A型肝炎<1>性交で感染するがコンドームでは予防できない
治療法は、抗ウイルス薬などの特効薬はなく、基本的には入院して対症療法を行いながら、1カ月ほど安静にしていればほとんどは自然回復する。ただし、まれ(0.5%前後)に高率で死に至る劇症肝炎に移行する危険性がある。高齢者や腎臓が悪い人、糖尿病の人などは注意が必要だ。

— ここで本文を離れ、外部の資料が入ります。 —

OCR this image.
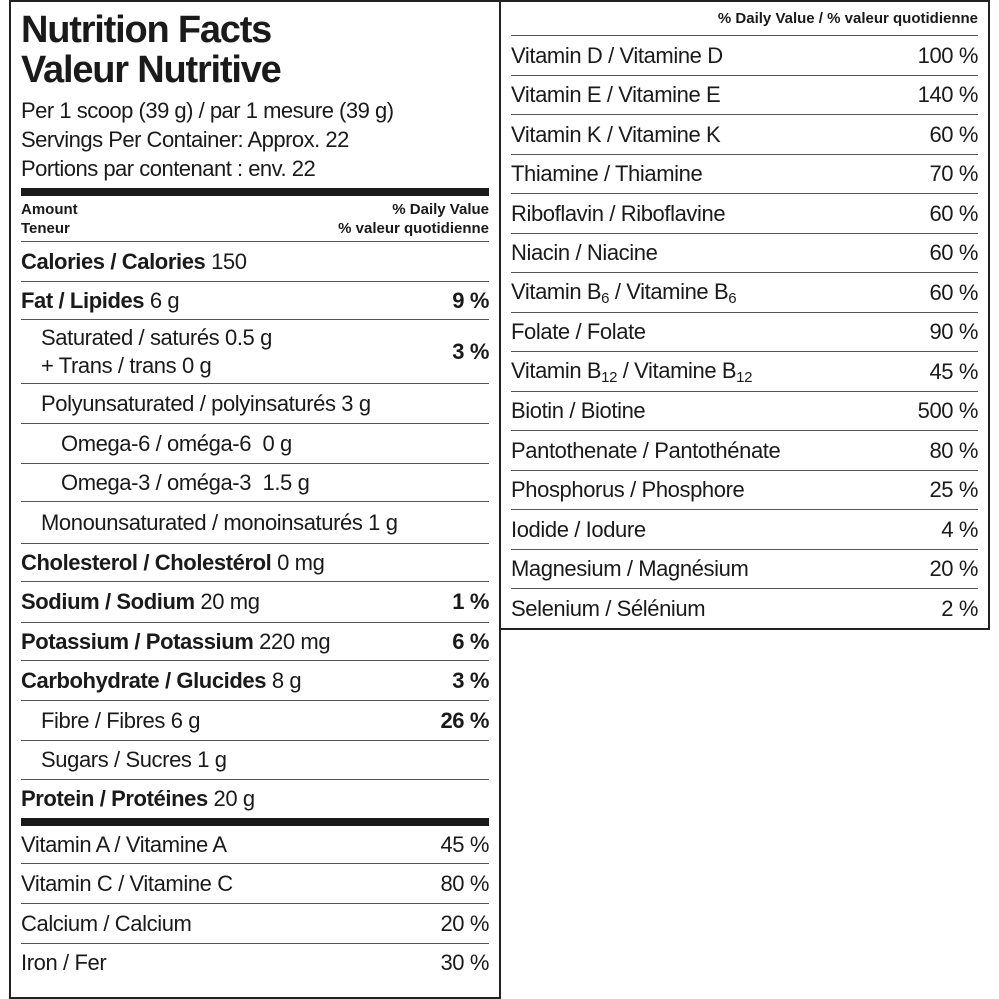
Nutrition Facts
Valeur Nutritive
Per 1 scoop (39 g) / par 1 mesure (39 g)
Servings Per Container: Approx. 22
Portions par contenant : env. 22
Amount
Teneur
% Daily Value
% valeur quotidienne
Calories / Calories 150
Fat / Lipides 6 g	9 %
Saturated / saturés 0.5 g
+ Trans / trans 0 g
3 %
Polyunsaturated / polyinsaturés 3 g
Omega-6 / oméga-6  0 g
Omega-3 / oméga-3  1.5 g
Monounsaturated / monoinsaturés 1 g
Cholesterol / Cholestérol 0 mg
Sodium / Sodium 20 mg	1 %
Potassium / Potassium 220 mg	6 %
Carbohydrate / Glucides 8 g	3 %
Fibre / Fibres 6 g	26 %
Sugars / Sucres 1 g
Protein / Protéines 20 g
Vitamin A / Vitamine A	45 %
Vitamin C / Vitamine C	80 %
Calcium / Calcium	20 %
Iron / Fer	30 %
% Daily Value / % valeur quotidienne
Vitamin D / Vitamine D	100 %
Vitamin E / Vitamine E	140 %
Vitamin K / Vitamine K	60 %
Thiamine / Thiamine	70 %
Riboflavin / Riboflavine	60 %
Niacin / Niacine	60 %
Vitamin $B_6$ / Vitamine $B_6$	60 %
Folate / Folate	90 %
Vitamin $B_{12}$ / Vitamine $B_{12}$	45 %
Biotin / Biotine	500 %
Pantothenate / Pantothénate	80 %
Phosphorus / Phosphore	25 %
Iodide / Iodure	4 %
Magnesium / Magnésium	20 %
Selenium / Sélénium	2 %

「幼児がHAVに感染しても症状がないか軽症の場合がほとんどです。一度感染すると終生免疫ができて再感染することはありません。A型肝炎は戦前は日本でも常在化していたので、団塊の世代(1947~49年生まれ)より前に生まれた人は、ほとんど免疫を持っています。免疫を持たない中高年者が感染して発症すると重症化しやすいのです」
A型肝炎は性感染症といっても、コンドームの着用は予防にならない。しかし、ワクチン接種で予防が可能。3回の接種(初回、1カ月後、6カ月後)でほぼ100%免疫が獲得でき、その後の追加免疫の必要はないという。MSMの人やHAVが常在化する国へ渡航する人は、ワクチン接種をしておいた方が安心だ。